Impact of Artificial Intelligence on bio-industries

The Qualees R&D Team (Salma Barkaoui – Head of Data Sciences, Ivan Ignatiev – CTO, Jérôme Vetillard – VP R&D) was invited by the École de Biologie Industrielle (EBI) to participate in a round table on the impacts of AI on bio-industries at the Research Day of 24 January 2025.

Context and speakers

Two themes addressed: AI as a research accelerator, and AI and optimization of industrial/logistics processes. Speakers: Sophie Hamelin (L’Oréal, digital transformation and the “augmented researcher”), Stéphane Menio (Safran Landing Systems, R&D Director), Lionel Pelletier (Aktehom, data integrity and regulatory intelligence), Fabrice Ruiz (Clinsearch, EBI board member, moderator). The second theme could not be addressed due to the richness of exchanges on the first.

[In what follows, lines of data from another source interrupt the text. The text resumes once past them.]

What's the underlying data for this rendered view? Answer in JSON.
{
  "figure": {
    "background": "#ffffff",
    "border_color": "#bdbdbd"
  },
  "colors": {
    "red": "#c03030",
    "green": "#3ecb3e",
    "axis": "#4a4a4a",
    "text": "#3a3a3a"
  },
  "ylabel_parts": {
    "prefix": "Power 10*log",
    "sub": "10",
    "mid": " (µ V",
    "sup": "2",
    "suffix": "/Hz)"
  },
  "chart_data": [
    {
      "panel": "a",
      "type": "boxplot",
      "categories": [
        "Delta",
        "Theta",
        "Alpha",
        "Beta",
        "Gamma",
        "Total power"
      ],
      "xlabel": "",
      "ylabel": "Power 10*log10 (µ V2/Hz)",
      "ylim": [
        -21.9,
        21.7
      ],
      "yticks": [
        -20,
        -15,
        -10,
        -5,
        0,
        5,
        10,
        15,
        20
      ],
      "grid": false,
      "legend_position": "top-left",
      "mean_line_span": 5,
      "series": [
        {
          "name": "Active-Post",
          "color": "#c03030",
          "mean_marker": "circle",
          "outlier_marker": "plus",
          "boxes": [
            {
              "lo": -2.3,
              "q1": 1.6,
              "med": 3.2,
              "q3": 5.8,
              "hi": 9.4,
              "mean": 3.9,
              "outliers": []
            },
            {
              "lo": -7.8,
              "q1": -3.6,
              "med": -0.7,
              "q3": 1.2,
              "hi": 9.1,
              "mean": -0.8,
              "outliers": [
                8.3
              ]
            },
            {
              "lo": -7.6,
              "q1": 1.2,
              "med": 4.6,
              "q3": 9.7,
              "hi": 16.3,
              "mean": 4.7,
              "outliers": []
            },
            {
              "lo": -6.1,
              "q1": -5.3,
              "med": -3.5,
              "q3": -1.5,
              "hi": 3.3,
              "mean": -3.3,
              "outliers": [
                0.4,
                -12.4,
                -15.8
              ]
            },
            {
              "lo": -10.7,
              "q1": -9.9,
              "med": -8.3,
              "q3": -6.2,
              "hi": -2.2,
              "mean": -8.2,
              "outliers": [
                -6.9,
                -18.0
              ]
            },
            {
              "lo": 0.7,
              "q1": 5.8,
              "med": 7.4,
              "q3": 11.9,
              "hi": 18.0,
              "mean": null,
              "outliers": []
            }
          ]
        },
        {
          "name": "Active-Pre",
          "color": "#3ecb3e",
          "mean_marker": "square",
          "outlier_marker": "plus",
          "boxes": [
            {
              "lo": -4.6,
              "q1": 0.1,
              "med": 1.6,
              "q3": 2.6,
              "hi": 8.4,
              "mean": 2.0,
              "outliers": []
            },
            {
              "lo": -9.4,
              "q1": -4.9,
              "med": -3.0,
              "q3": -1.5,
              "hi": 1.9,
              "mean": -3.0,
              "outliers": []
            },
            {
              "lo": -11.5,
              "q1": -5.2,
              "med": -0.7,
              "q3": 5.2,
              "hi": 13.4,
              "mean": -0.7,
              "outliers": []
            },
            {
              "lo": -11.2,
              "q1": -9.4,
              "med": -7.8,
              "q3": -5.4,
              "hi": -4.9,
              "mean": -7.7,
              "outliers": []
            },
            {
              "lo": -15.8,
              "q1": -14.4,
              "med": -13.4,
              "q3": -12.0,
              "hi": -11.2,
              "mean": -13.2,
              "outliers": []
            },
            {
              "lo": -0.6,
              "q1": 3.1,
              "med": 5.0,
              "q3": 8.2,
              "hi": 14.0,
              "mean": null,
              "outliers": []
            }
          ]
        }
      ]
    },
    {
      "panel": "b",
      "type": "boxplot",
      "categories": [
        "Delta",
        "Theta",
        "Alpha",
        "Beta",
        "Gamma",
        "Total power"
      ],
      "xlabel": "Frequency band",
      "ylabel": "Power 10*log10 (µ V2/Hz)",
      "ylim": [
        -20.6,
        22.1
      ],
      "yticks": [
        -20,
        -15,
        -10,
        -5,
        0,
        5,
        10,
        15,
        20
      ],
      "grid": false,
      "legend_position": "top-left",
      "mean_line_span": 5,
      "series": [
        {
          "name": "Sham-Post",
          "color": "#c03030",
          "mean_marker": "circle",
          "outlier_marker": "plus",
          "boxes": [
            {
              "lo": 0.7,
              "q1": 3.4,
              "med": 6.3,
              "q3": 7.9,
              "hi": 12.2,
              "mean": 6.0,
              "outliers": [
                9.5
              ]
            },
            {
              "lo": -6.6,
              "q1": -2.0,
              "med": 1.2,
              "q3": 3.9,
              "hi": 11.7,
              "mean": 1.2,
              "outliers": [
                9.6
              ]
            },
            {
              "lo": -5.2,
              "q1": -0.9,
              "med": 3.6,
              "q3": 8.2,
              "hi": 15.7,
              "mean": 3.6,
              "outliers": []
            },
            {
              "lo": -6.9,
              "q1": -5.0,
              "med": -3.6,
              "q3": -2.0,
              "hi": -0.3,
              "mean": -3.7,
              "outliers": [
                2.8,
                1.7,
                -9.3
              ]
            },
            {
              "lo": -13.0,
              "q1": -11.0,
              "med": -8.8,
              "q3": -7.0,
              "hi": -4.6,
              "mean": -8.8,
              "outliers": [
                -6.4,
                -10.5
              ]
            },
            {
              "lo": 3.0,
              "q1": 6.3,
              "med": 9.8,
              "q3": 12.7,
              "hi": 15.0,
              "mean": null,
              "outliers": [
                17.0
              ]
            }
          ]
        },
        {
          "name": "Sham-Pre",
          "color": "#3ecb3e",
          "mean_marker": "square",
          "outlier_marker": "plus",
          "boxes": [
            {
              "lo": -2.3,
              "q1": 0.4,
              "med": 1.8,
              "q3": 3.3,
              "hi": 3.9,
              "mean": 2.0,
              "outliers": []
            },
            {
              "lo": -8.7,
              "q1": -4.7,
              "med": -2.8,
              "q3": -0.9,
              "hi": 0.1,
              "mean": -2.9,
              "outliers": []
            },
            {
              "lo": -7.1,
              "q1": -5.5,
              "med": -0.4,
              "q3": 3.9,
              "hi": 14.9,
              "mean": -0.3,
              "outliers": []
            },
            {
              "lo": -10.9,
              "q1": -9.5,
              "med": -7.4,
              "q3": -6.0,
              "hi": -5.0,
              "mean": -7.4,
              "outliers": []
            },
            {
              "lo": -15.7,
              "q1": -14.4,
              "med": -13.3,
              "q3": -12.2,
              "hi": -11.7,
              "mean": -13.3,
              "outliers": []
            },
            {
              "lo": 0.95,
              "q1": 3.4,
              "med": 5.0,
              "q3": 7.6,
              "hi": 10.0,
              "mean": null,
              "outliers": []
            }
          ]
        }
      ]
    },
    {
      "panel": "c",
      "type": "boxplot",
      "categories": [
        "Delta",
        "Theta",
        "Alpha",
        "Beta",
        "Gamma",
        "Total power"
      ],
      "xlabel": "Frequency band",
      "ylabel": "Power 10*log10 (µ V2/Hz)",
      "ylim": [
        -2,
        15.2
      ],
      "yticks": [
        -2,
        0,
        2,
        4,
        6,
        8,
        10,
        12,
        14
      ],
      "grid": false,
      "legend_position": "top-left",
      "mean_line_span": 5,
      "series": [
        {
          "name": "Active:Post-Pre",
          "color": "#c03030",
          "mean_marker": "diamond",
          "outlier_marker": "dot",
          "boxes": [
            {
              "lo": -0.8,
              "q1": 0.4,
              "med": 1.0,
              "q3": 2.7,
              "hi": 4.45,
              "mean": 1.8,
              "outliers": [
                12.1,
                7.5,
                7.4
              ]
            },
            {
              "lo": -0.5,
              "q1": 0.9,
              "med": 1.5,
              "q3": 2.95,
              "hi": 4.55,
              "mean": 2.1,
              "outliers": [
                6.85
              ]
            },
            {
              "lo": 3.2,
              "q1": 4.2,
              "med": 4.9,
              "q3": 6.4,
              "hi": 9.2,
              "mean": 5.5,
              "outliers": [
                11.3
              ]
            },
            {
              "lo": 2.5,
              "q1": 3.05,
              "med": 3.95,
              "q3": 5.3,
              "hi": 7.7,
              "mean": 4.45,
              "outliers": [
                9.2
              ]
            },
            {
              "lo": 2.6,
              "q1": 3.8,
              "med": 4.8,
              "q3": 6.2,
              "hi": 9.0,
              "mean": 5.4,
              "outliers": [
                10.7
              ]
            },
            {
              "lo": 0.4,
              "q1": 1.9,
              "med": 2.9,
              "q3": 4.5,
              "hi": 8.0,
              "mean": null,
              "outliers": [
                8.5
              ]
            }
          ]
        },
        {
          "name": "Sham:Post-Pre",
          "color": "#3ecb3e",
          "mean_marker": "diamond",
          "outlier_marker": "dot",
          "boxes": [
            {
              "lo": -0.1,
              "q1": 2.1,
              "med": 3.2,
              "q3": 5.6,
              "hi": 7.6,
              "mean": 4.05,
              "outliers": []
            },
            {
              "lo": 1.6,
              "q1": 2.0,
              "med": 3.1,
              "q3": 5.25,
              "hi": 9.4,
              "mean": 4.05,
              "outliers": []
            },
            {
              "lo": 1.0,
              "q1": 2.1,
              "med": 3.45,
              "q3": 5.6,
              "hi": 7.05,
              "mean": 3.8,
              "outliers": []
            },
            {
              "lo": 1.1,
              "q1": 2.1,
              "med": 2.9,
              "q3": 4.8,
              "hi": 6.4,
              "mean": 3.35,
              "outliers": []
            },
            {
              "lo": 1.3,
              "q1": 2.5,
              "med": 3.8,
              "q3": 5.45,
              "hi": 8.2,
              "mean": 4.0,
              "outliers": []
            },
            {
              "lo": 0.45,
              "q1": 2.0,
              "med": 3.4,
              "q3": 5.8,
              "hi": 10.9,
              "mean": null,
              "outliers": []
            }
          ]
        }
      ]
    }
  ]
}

The crucial importance of data

The adage “Garbage in, Garbage out” remains more valid than ever in the AI era. In highly regulated sectors such as healthcare, algorithm certification and compliance (GDPR, AI Act) are major challenges. The model training process is often opaque — trade secrets, shadows over data provenance, strict European regulation vs. American deregulation. Quality assessment depends heavily on the application domain. Just as an industrialist controls the quality of raw materials, it is imperative to evaluate and correct data quality before any training — essential for industrializing AI production, particularly in digital twin design (TweenMe by Qualees).

Medical domain specifics: HDLSS data

Medical data is often High Dimensionality, Low Sample Size: many variables (genetics, imaging, biomarkers, clinical records) but few rows (a few thousand patients at most). Unlike LLMs that rely on massive, largely unidimensional text volumes, medical data is multimodal and requires clinical expertise for preprocessing and standardization. Specialized tokenization, abbreviation normalization, PHI anonymization, multivariate imputation (kNN, MICE), dimensionality reduction (PCA, t-SNE): all necessary transformations before any training.

Ecological impact and resource concentration

LLM training carries considerable energy costs: GPT-3 ~1,300 MWh, GPT-4 ~3,000 MWh, BLOOM ~433 MWh. Required compute power is multiplied by 4-5x every year (Epoch AI). GPU concentration among big tech (1.8 million at Microsoft vs. 300 at Stanford) raises concerns about democratizing AI access. Qualees approach: compact, specialized AIs, Kubernetes cluster consuming ~500 kWh/year in continuous operation.

Cybersecurity and AI in healthcare

Beyond classic measures (strong authentication, zero trust architecture, xDR, SIEM, SOC), AI introduces new risks: malicious prompt injection forcing LLMs to disclose sensitive information, differential privacy violation enabling extraction of training data, data poisoning distorting models with severe consequences in diagnostics, and AI-powered attack strategies (real-time deep fakes, automated phishing).

AI in R&D: limits and realities

AlphaFold v3: tertiary and quaternary protein conformation prediction and ligand/receptor binding force calculation, but ignoring real physico-chemical conditions (pH, aqueous phase, temperature), crucial for purification or formulation. Sequence generation: a simple Excel macro can generate random sequences — the added value lies in functional prediction and experimental feasibility. EBI student feedback: wet lab vs. in silico comparison, students chose a different tool over AlphaFold, deemed too distant from experimental results.

Conclusion

AI must be seen as an accelerator and support tool, not a substitute for human expertise. Its deployment demands methodological rigor, attention to quality and respect for industrial, medical and regulatory constraints. Recommendations: strengthen data traceability and auditing, establish common interoperability standards, train teams in data science fundamentals and cybersecurity, systematically confront theory with practice through in vivo/in vitro validation.

Read the document

↓ Download PDF

Key takeaways

'Garbage in, garbage out' remains more valid than ever — training data quality and auditing are often overlooked.
Medical HDLSS data: many variables (genetics, imaging, biomarkers) but few rows — the curse of dimensionality complicates model development.
Energy impact: GPT-3 ~1,300 MWh, GPT-4 ~3,000 MWh. Required compute power multiplied by 4-5x every year. GPU concentration among big tech.
AlphaFold v3: protein conformation prediction, but ignores real physico-chemical conditions (pH, aqueous phase, temperature).
AI cybersecurity: prompt injection, differential privacy violation, data poisoning, real-time deep fakes — mounting threats in healthcare.
AI must be seen as an accelerator and support tool, not a substitute for human expertise. Qualees approach: compact AIs (~500 kWh/year).